C’est un moment qui n’a rien d’anodin. Une charnière. Qu’il s’agisse d’une décision mûrement réfléchie ou d’un coup de tête, cela ne doit rien au hasard. Il y a cet instant où l’on décide de basculer, où l’on juge que l’heure est venue de passer de l’autre côté de l’hiver. Est-ce le soleil qui accélère le rythme de ses visites ? L’air plus doux qui renvoie les chandails au placard ? Les rosiers animés d’une nouvelle vigueur ? Ou plus simplement le retour de la jupe et des chansons légères ? En tout cas, on se réveille un beau matin et l’envie est là.
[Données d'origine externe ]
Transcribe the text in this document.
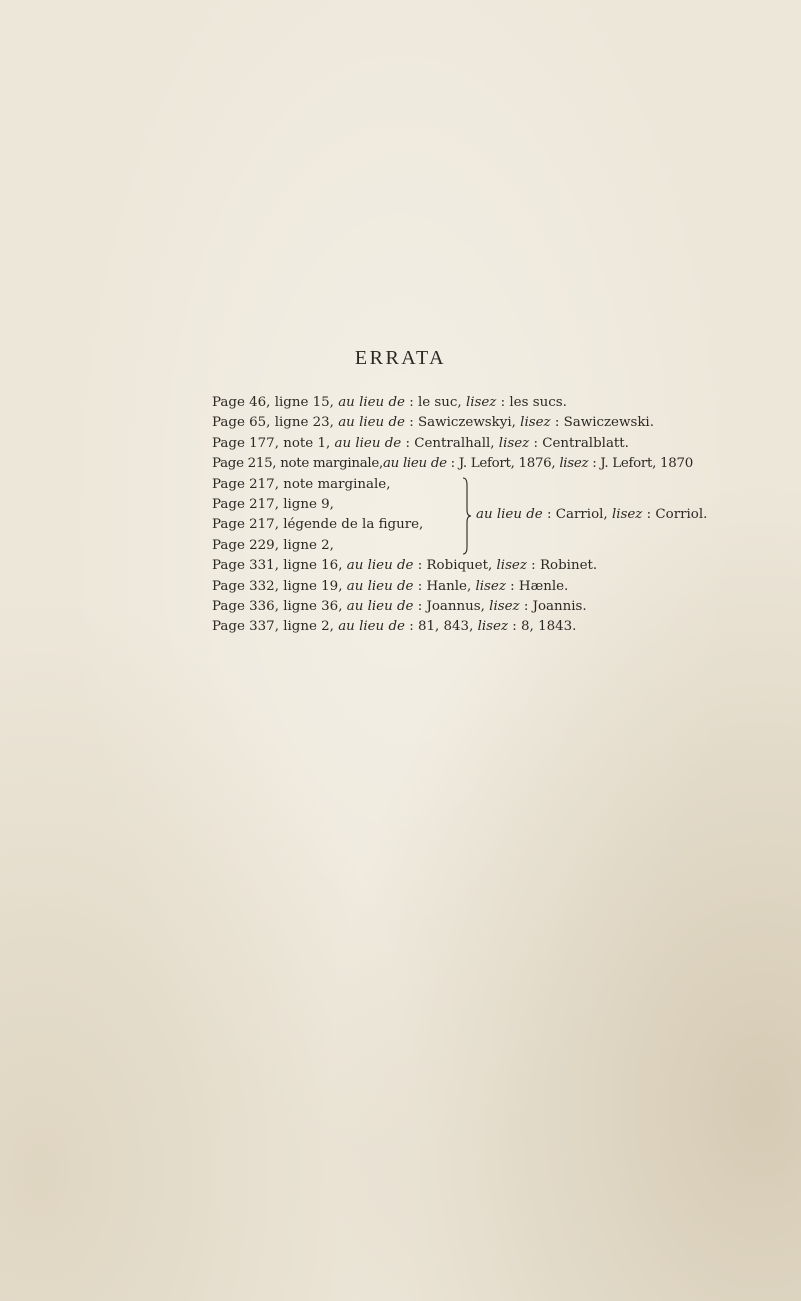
ERRATA
Page 46, ligne 15, au lieu de : le suc, lisez : les sucs.
Page 65, ligne 23, au lieu de : Sawiczewskyi, lisez : Sawiczewski.
Page 177, note 1, au lieu de : Centralhall, lisez : Centralblatt.
Page 215, note marginale,au lieu de : J. Lefort, 1876, lisez : J. Lefort, 1870
Page 217, note marginale,
Page 217, ligne 9,
Page 217, légende de la figure,
Page 229, ligne 2,
au lieu de : Carriol, lisez : Corriol.
Page 331, ligne 16, au lieu de : Robiquet, lisez : Robinet.
Page 332, ligne 19, au lieu de : Hanle, lisez : Hænle.
Page 336, ligne 36, au lieu de : Joannus, lisez : Joannis.
Page 337, ligne 2, au lieu de : 81, 843, lisez : 8, 1843.
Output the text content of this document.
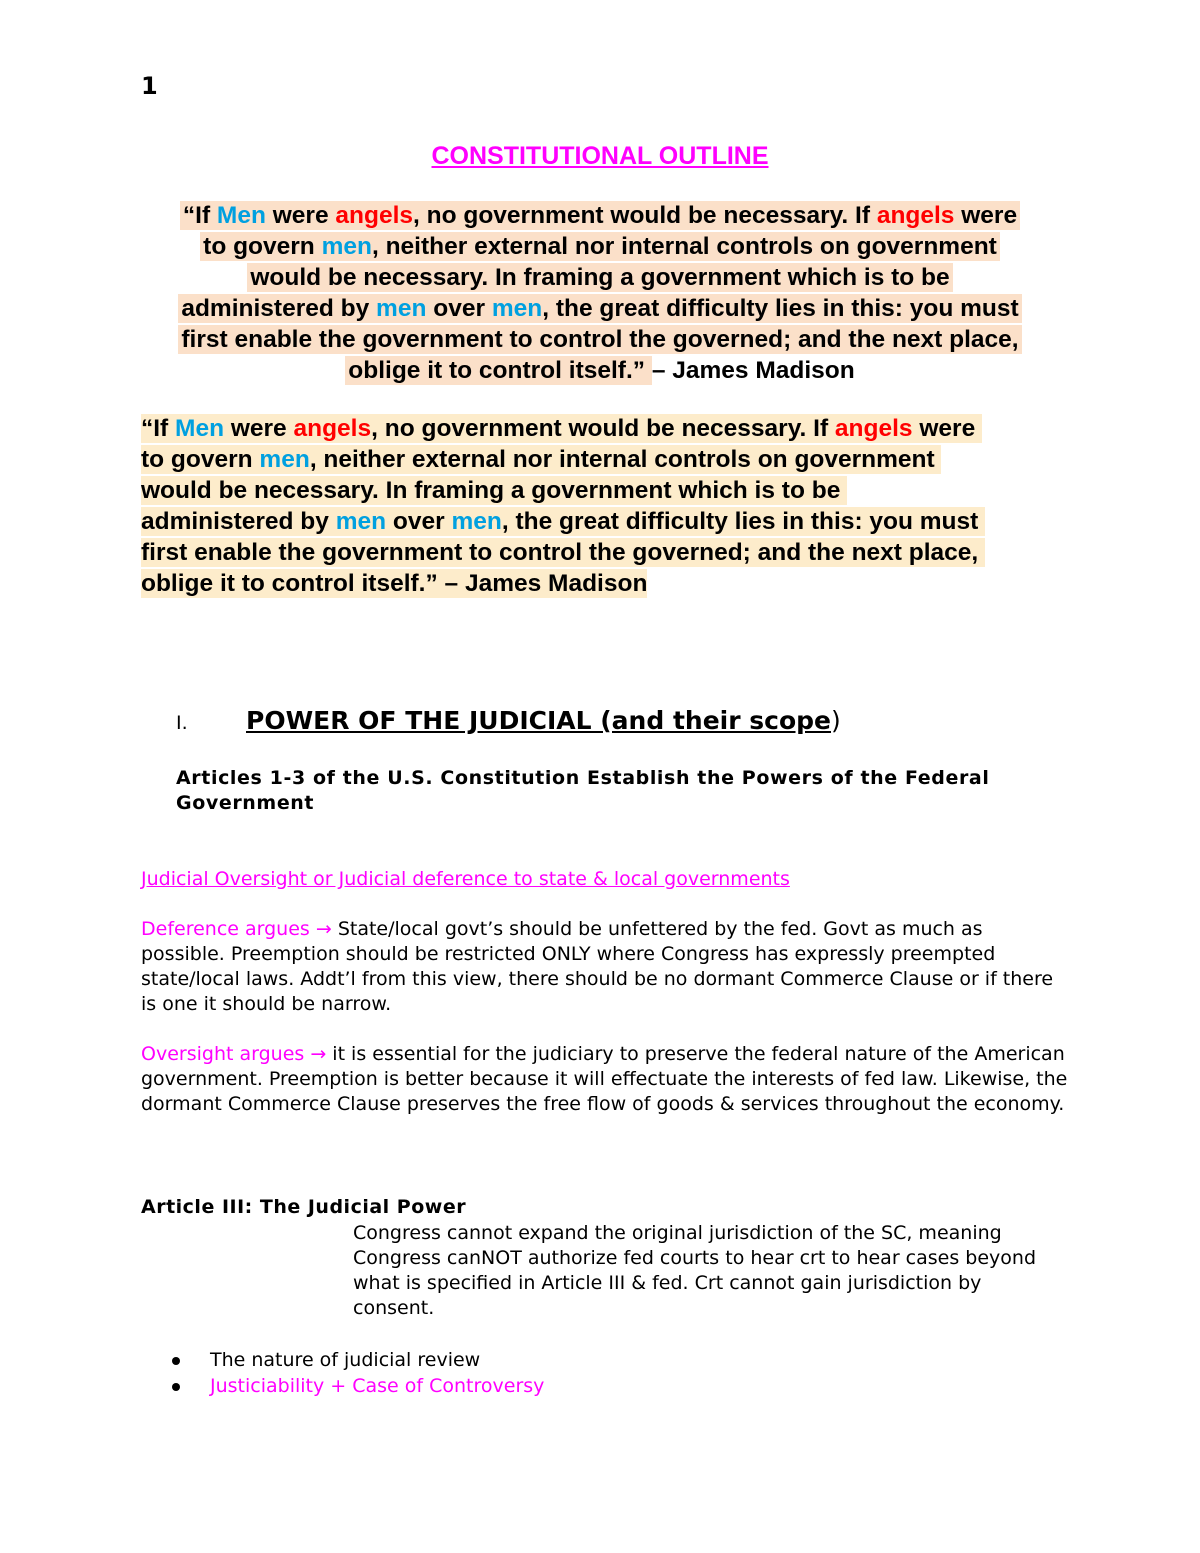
1
CONSTITUTIONAL OUTLINE
“If Men were angels, no government would be necessary. If angels were
to govern men, neither external nor internal controls on government
would be necessary. In framing a government which is to be
administered by men over men, the great difficulty lies in this: you must
first enable the government to control the governed; and the next place,
oblige it to control itself.” – James Madison
“If Men were angels, no government would be necessary. If angels were
to govern men, neither external nor internal controls on government
would be necessary. In framing a government which is to be
administered by men over men, the great difficulty lies in this: you must
first enable the government to control the governed; and the next place,
oblige it to control itself.” – James Madison
I. POWER OF THE JUDICIAL (and their scope)
Articles 1-3 of the U.S. Constitution Establish the Powers of the Federal Government
Judicial Oversight or Judicial deference to state & local governments
Deference argues → State/local govt’s should be unfettered by the fed. Govt as much as possible. Preemption should be restricted ONLY where Congress has expressly preempted state/local laws. Addt’l from this view, there should be no dormant Commerce Clause or if there is one it should be narrow.
Oversight argues → it is essential for the judiciary to preserve the federal nature of the American government. Preemption is better because it will effectuate the interests of fed law. Likewise, the dormant Commerce Clause preserves the free flow of goods & services throughout the economy.
Article III: The Judicial Power
Congress cannot expand the original jurisdiction of the SC, meaning Congress canNOT authorize fed courts to hear crt to hear cases beyond what is specified in Article III & fed. Crt cannot gain jurisdiction by consent.
The nature of judicial review
Justiciability + Case of Controversy
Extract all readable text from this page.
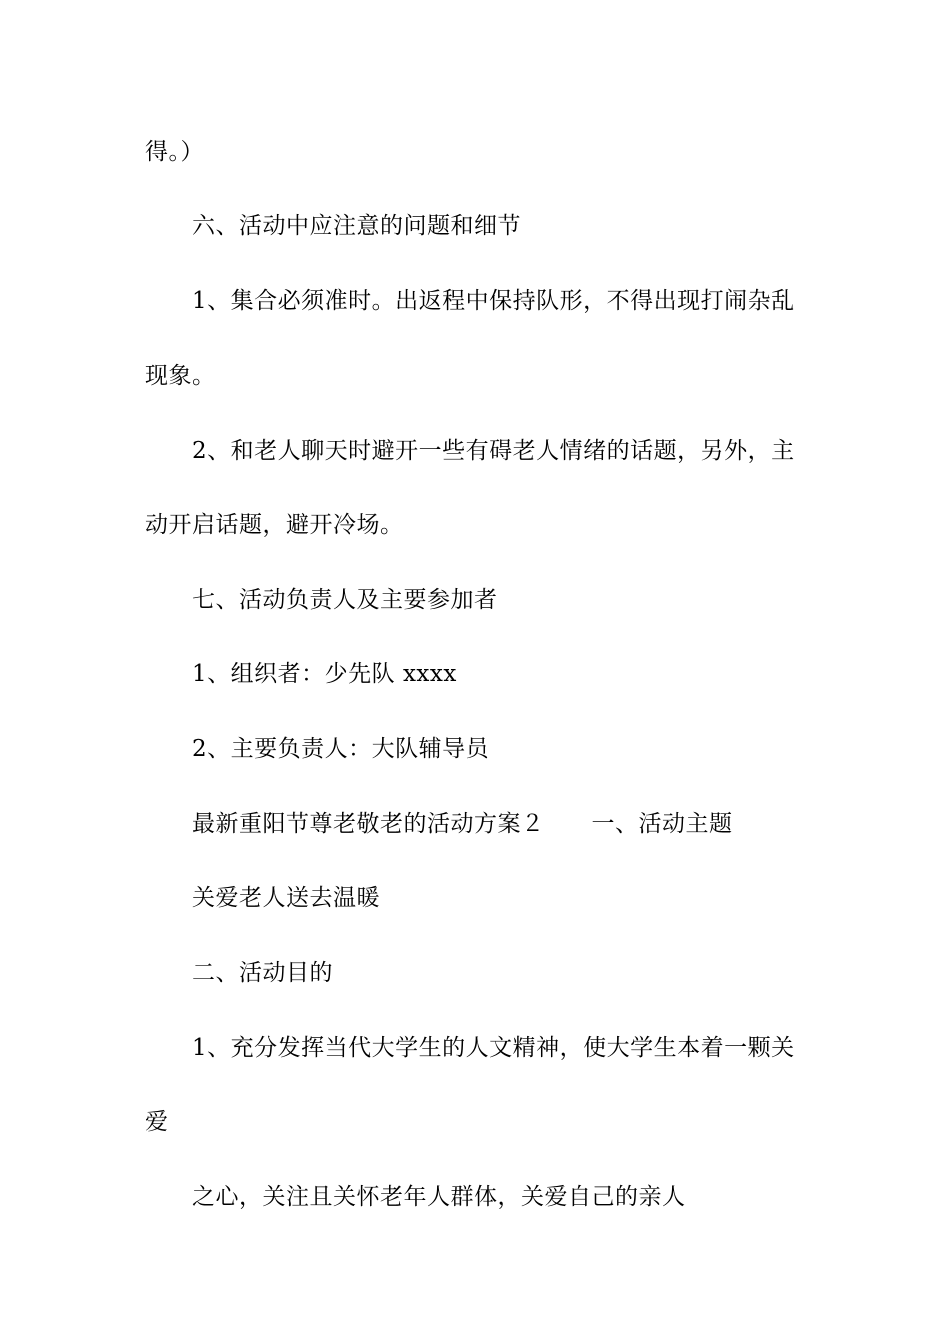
得。）
六、活动中应注意的问题和细节
1、集合必须准时。出返程中保持队形，不得出现打闹杂乱
现象。
2、和老人聊天时避开一些有碍老人情绪的话题，另外，主
动开启话题，避开冷场。
七、活动负责人及主要参加者
1、组织者：少先队 xxxx
2、主要负责人：大队辅导员
最新重阳节尊老敬老的活动方案２　　一、活动主题
关爱老人送去温暖
二、活动目的
1、充分发挥当代大学生的人文精神，使大学生本着一颗关
爱
之心，关注且关怀老年人群体，关爱自己的亲人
On entérine l’arrivée du printemps : on change de parfum.
C’est ainsi que j’ai abandonné les effluves chaudes et veloutées de Serge Lutens (j’ai pratiqué l’hiver durant un mélange personnel de Chêne et de Santal Blanc) et la présence radieuse d’Habit Rouge de Guerlain (mon parfum du week-end, indissociable des rumeurs de la campagne) pour plonger dans la légèreté tendre et vive de mon Acqua di Parma. J’y reviens depuis des années, dès les beaux jours ralliés. La première aspersion provoque en moi l’afflux soudain de centaines de souvenirs ensoleillés. J’aime retrouver son jaune vif et tranchant, à la fraîcheur bouton d’or, et ses notes fleuries, frivoles comme un nuage qui fuit.
Alors, voilà, je vous l’annonce officiellement : pour moi, le printemps est arrivé ce matin.